Concerns rise that retailers are misusing e-receipt data
Concerns about retailers' ability to hold onto customer data safely are leading to fewer people choosing to receive an e-receipt, a survey has found.
A quarter (23%) of the people surveyed in the survey, commissions by consumer rights group Which?, said they would prefer a digital receipt over a paper receipt but 79% of people had at least one concern about e-receipts.
Top concerns include the unwanted sharing of personal data such as their email address and giving companies more information for personalised marketing with third parties.
The surveyed shoppers carried out an experiment where they made clear to companies such as Topshop, Clarks, Dorothy Perkins, Currys PC World and others they did not want marketing in their e-receipt.

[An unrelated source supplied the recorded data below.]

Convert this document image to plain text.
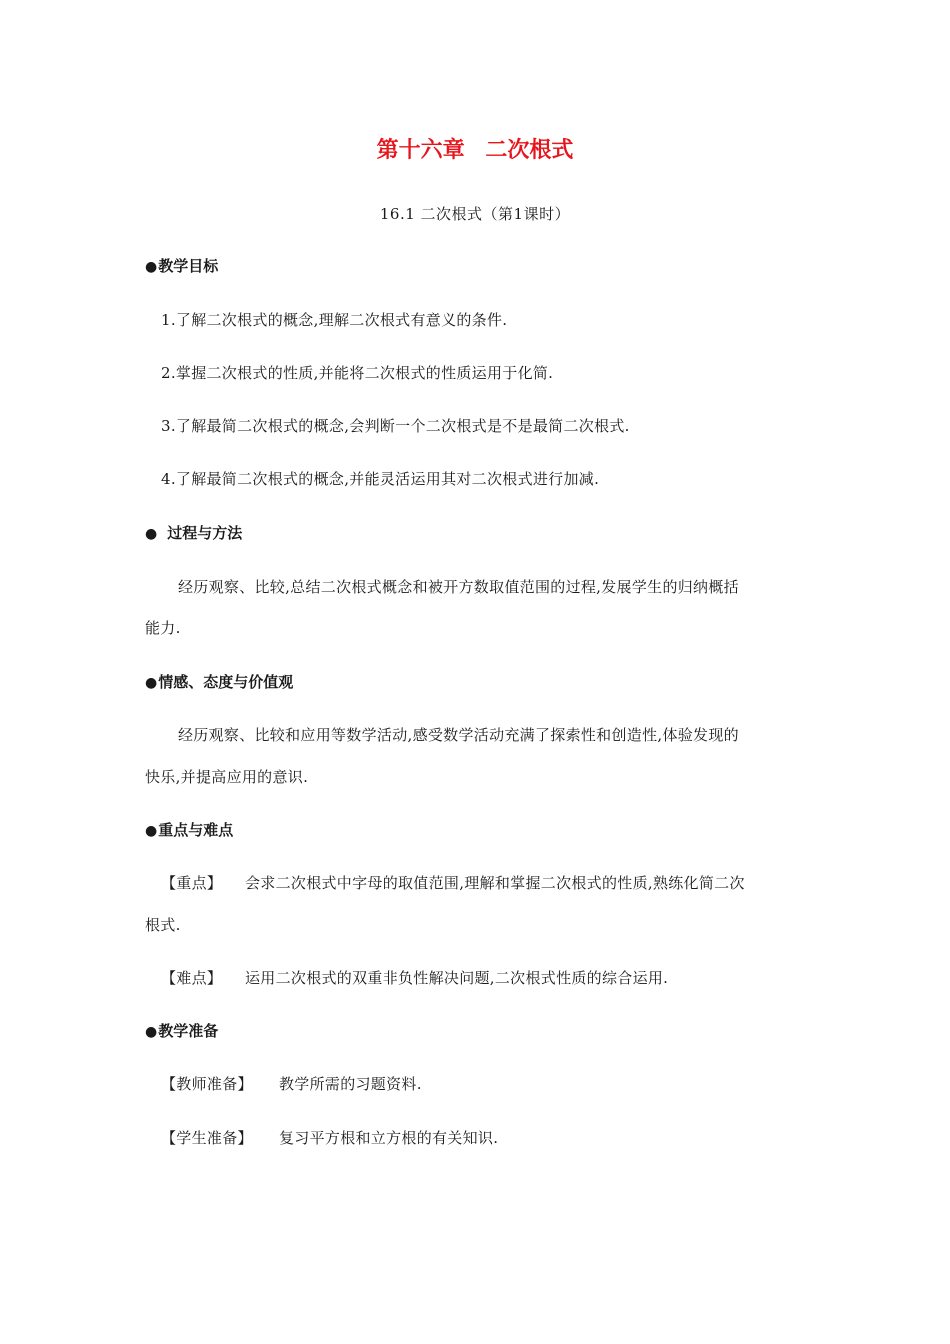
第十六章 二次根式
16.1 二次根式（第1课时）
●教学目标
1.了解二次根式的概念,理解二次根式有意义的条件.
2.掌握二次根式的性质,并能将二次根式的性质运用于化简.
3.了解最简二次根式的概念,会判断一个二次根式是不是最简二次根式.
4.了解最简二次根式的概念,并能灵活运用其对二次根式进行加减.
● 过程与方法
经历观察、比较,总结二次根式概念和被开方数取值范围的过程,发展学生的归纳概括
能力.
●情感、态度与价值观
经历观察、比较和应用等数学活动,感受数学活动充满了探索性和创造性,体验发现的
快乐,并提高应用的意识.
●重点与难点
【重点】 会求二次根式中字母的取值范围,理解和掌握二次根式的性质,熟练化简二次
根式.
【难点】 运用二次根式的双重非负性解决问题,二次根式性质的综合运用.
●教学准备
【教师准备】 教学所需的习题资料.
【学生准备】 复习平方根和立方根的有关知识.
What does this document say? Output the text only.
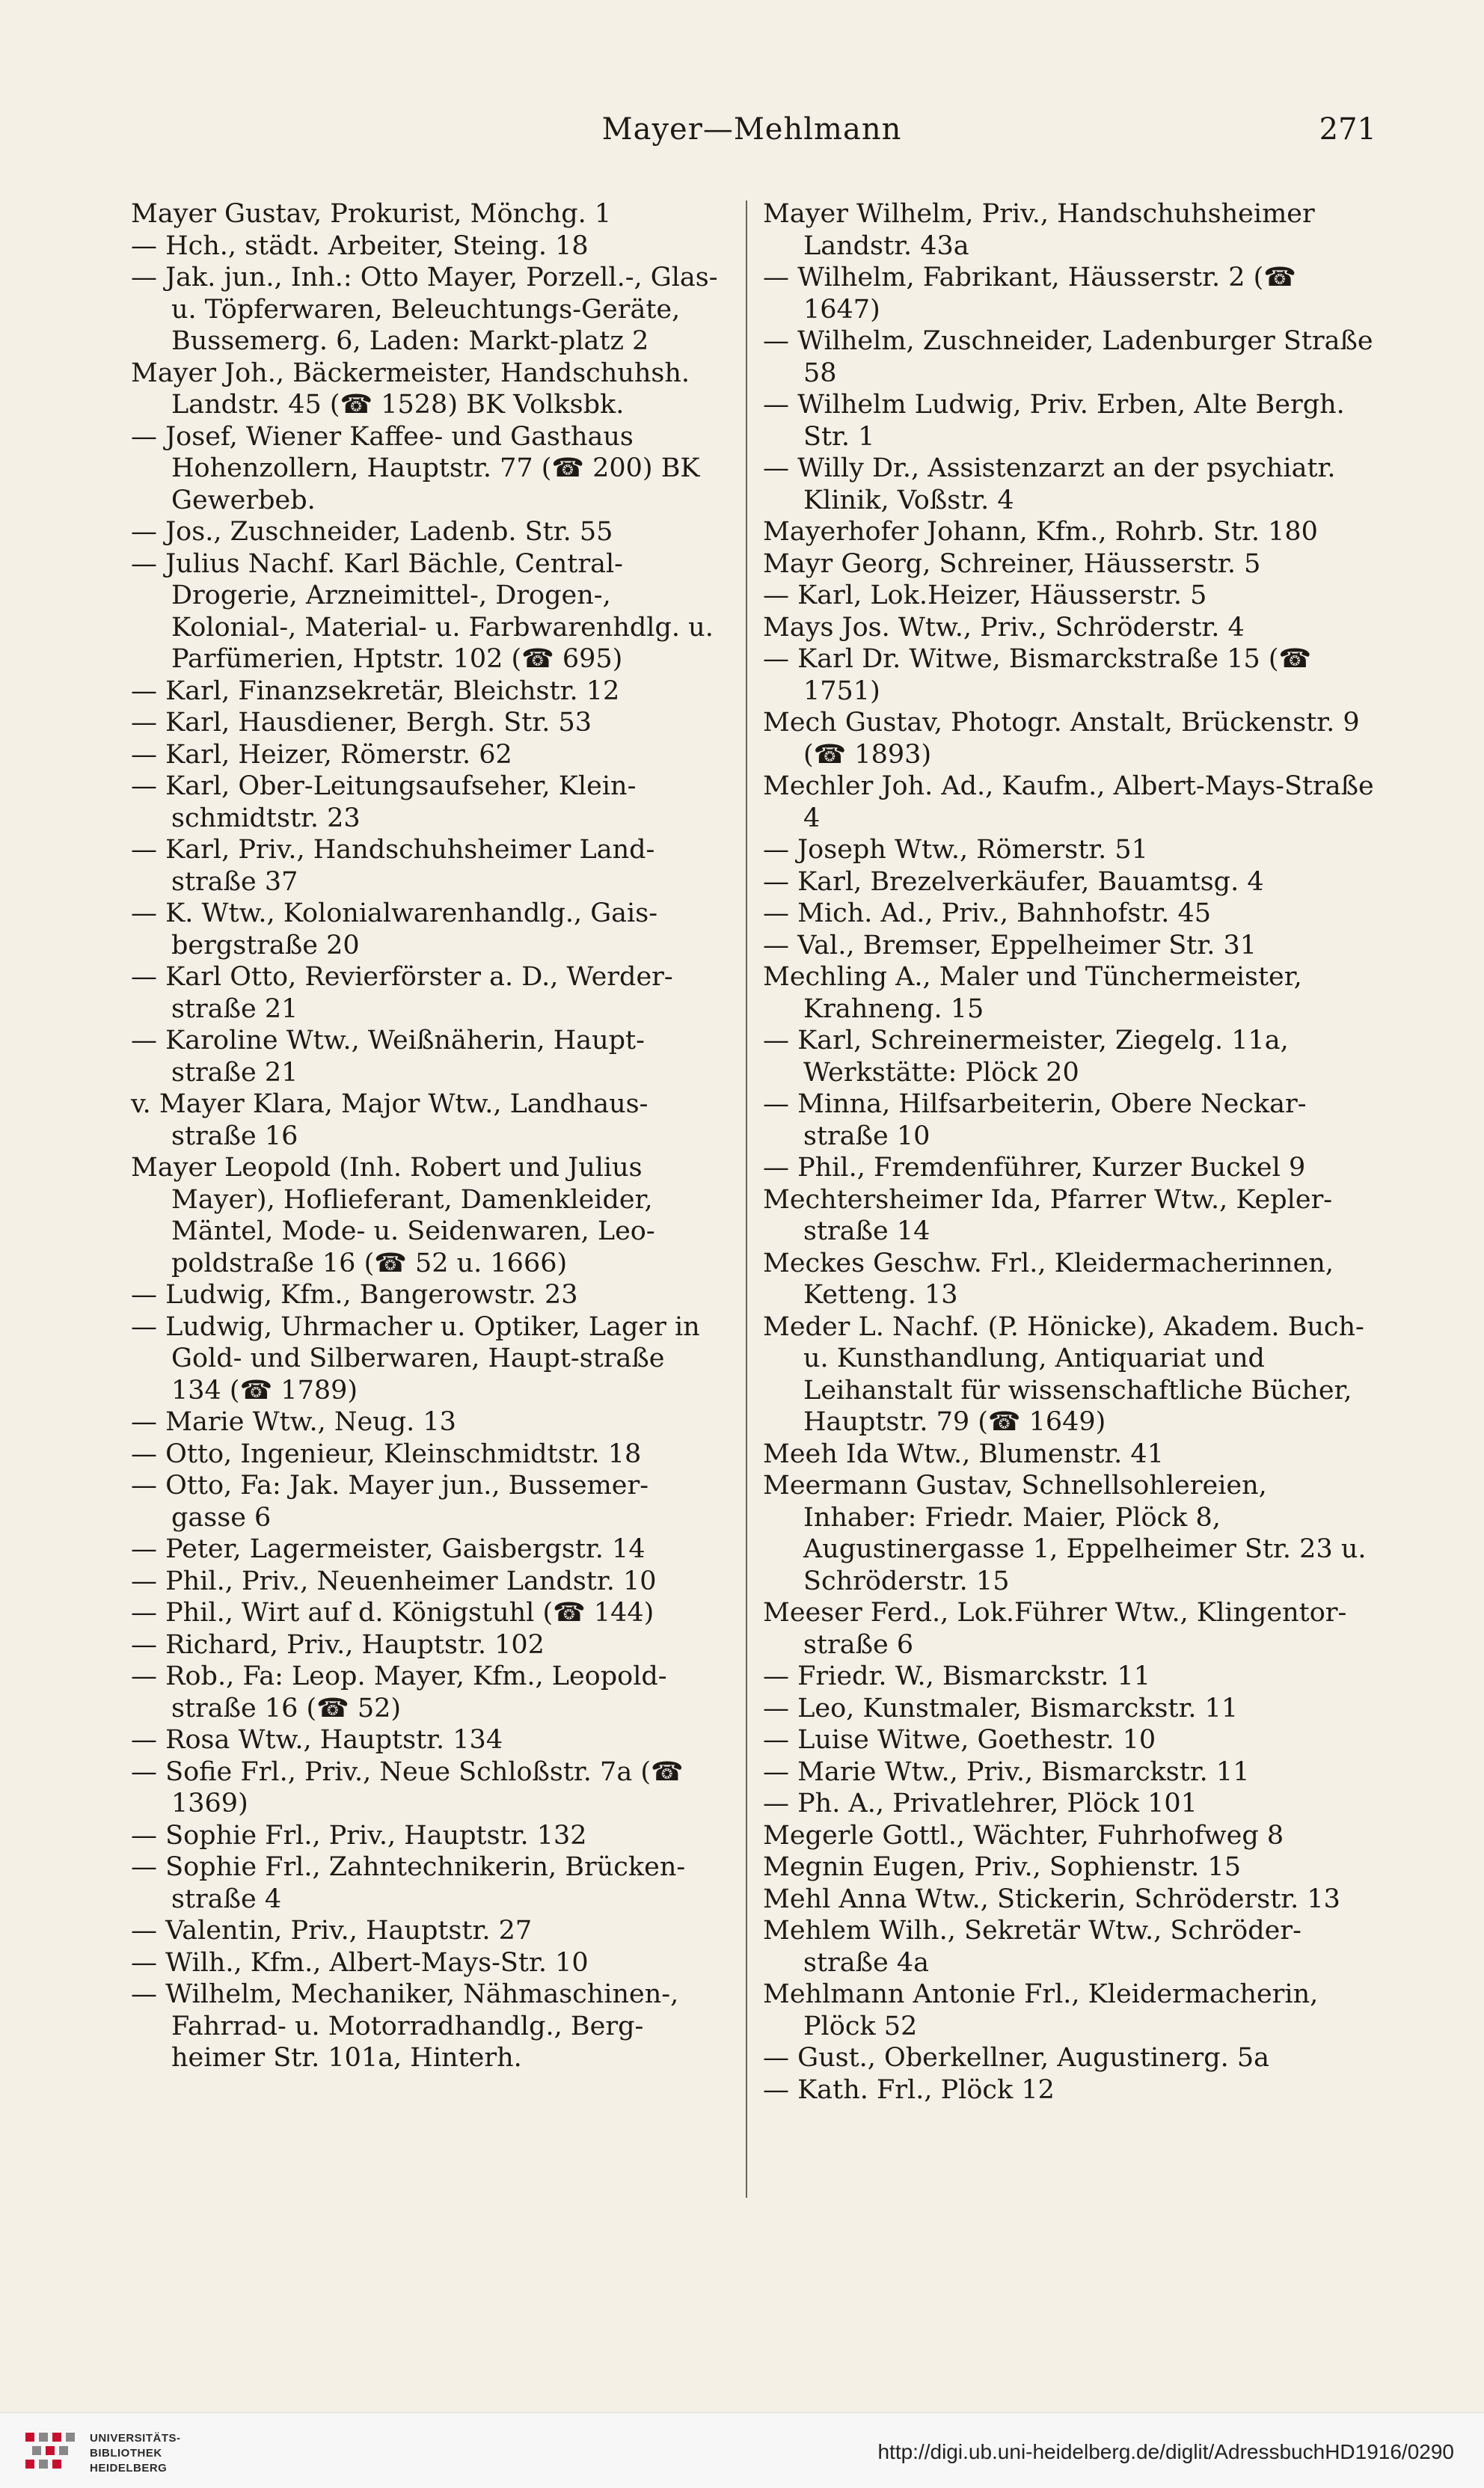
Mayer—Mehlmann	271

Mayer Gustav, Prokurist, Mönchg. 1

— Hch., städt. Arbeiter, Steing. 18

— Jak. jun., Inh.: Otto Mayer, Porzell.-, Glas- u. Töpferwaren, Beleuchtungs-Geräte, Bussemerg. 6, Laden: Markt-platz 2

Mayer Joh., Bäckermeister, Handschuhsh. Landstr. 45 (☎ 1528) BK Volksbk.

— Josef, Wiener Kaffee- und Gasthaus Hohenzollern, Hauptstr. 77 (☎ 200) BK Gewerbeb.

— Jos., Zuschneider, Ladenb. Str. 55

— Julius Nachf. Karl Bächle, Central-Drogerie, Arzneimittel-, Drogen-, Kolonial-, Material- u. Farbwarenhdlg. u. Parfümerien, Hptstr. 102 (☎ 695)

— Karl, Finanzsekretär, Bleichstr. 12

— Karl, Hausdiener, Bergh. Str. 53

— Karl, Heizer, Römerstr. 62

— Karl, Ober-Leitungsaufseher, Klein-schmidtstr. 23

— Karl, Priv., Handschuhsheimer Land-straße 37

— K. Wtw., Kolonialwarenhandlg., Gais-bergstraße 20

— Karl Otto, Revierförster a. D., Werder-straße 21

— Karoline Wtw., Weißnäherin, Haupt-straße 21

v. Mayer Klara, Major Wtw., Landhaus-straße 16

Mayer Leopold (Inh. Robert und Julius Mayer), Hoflieferant, Damenkleider, Mäntel, Mode- u. Seidenwaren, Leo-poldstraße 16 (☎ 52 u. 1666)

— Ludwig, Kfm., Bangerowstr. 23

— Ludwig, Uhrmacher u. Optiker, Lager in Gold- und Silberwaren, Haupt-straße 134 (☎ 1789)

— Marie Wtw., Neug. 13

— Otto, Ingenieur, Kleinschmidtstr. 18

— Otto, Fa: Jak. Mayer jun., Bussemer-gasse 6

— Peter, Lagermeister, Gaisbergstr. 14

— Phil., Priv., Neuenheimer Landstr. 10

— Phil., Wirt auf d. Königstuhl (☎ 144)

— Richard, Priv., Hauptstr. 102

— Rob., Fa: Leop. Mayer, Kfm., Leopold-straße 16 (☎ 52)

— Rosa Wtw., Hauptstr. 134

— Sofie Frl., Priv., Neue Schloßstr. 7a (☎ 1369)

— Sophie Frl., Priv., Hauptstr. 132

— Sophie Frl., Zahntechnikerin, Brücken-straße 4

— Valentin, Priv., Hauptstr. 27

— Wilh., Kfm., Albert-Mays-Str. 10

— Wilhelm, Mechaniker, Nähmaschinen-, Fahrrad- u. Motorradhandlg., Berg-heimer Str. 101a, Hinterh.

Mayer Wilhelm, Priv., Handschuhsheimer Landstr. 43a

— Wilhelm, Fabrikant, Häusserstr. 2 (☎ 1647)

— Wilhelm, Zuschneider, Ladenburger Straße 58

— Wilhelm Ludwig, Priv. Erben, Alte Bergh. Str. 1

— Willy Dr., Assistenzarzt an der psychiatr. Klinik, Voßstr. 4

Mayerhofer Johann, Kfm., Rohrb. Str. 180

Mayr Georg, Schreiner, Häusserstr. 5

— Karl, Lok.Heizer, Häusserstr. 5

Mays Jos. Wtw., Priv., Schröderstr. 4

— Karl Dr. Witwe, Bismarckstraße 15 (☎ 1751)

Mech Gustav, Photogr. Anstalt, Brückenstr. 9 (☎ 1893)

Mechler Joh. Ad., Kaufm., Albert-Mays-Straße 4

— Joseph Wtw., Römerstr. 51

— Karl, Brezelverkäufer, Bauamtsg. 4

— Mich. Ad., Priv., Bahnhofstr. 45

— Val., Bremser, Eppelheimer Str. 31

Mechling A., Maler und Tünchermeister, Krahneng. 15

— Karl, Schreinermeister, Ziegelg. 11a, Werkstätte: Plöck 20

— Minna, Hilfsarbeiterin, Obere Neckar-straße 10

— Phil., Fremdenführer, Kurzer Buckel 9

Mechtersheimer Ida, Pfarrer Wtw., Kepler-straße 14

Meckes Geschw. Frl., Kleidermacherinnen, Ketteng. 13

Meder L. Nachf. (P. Hönicke), Akadem. Buch- u. Kunsthandlung, Antiquariat und Leihanstalt für wissenschaftliche Bücher, Hauptstr. 79 (☎ 1649)

Meeh Ida Wtw., Blumenstr. 41

Meermann Gustav, Schnellsohlereien, Inhaber: Friedr. Maier, Plöck 8, Augustinergasse 1, Eppelheimer Str. 23 u. Schröderstr. 15

Meeser Ferd., Lok.Führer Wtw., Klingentor-straße 6

— Friedr. W., Bismarckstr. 11

— Leo, Kunstmaler, Bismarckstr. 11

— Luise Witwe, Goethestr. 10

— Marie Wtw., Priv., Bismarckstr. 11

— Ph. A., Privatlehrer, Plöck 101

Megerle Gottl., Wächter, Fuhrhofweg 8

Megnin Eugen, Priv., Sophienstr. 15

Mehl Anna Wtw., Stickerin, Schröderstr. 13

Mehlem Wilh., Sekretär Wtw., Schröder-straße 4a

Mehlmann Antonie Frl., Kleidermacherin, Plöck 52

— Gust., Oberkellner, Augustinerg. 5a

— Kath. Frl., Plöck 12

UNIVERSITÄTS-
BIBLIOTHEK
HEIDELBERG
http://digi.ub.uni-heidelberg.de/diglit/AdressbuchHD1916/0290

Most of them complied, but e-receipts issued by Mothercare, Schuh, Halfords and Gap contained promotional marketing, “indicating that the retailers may be breaking data protection rules”, Which? said.
Retailers cannot send direct marketing to new customers by email unless consumer has previously agreed to it.
Which? managing director of home products and services Alex Neill said: “More and more shops are offering e-receipts, which can be convenient for shoppers, but our investigation suggests not all shops are aware of the law.
“Retailers must do everything possible to ensure shoppers can have confidence that they won’t be bombarded with unwanted marketing emails and that their personal details are safe.”
The Information Commissioner’s Office (ICO) also considers e-receipts that include marketing to be a direct marketing email: “‘Retailers must understand it’s not enough to assume that because a customer has given their email address to receive an e-receipt that they are happy for it to be used for other purposes,” it said.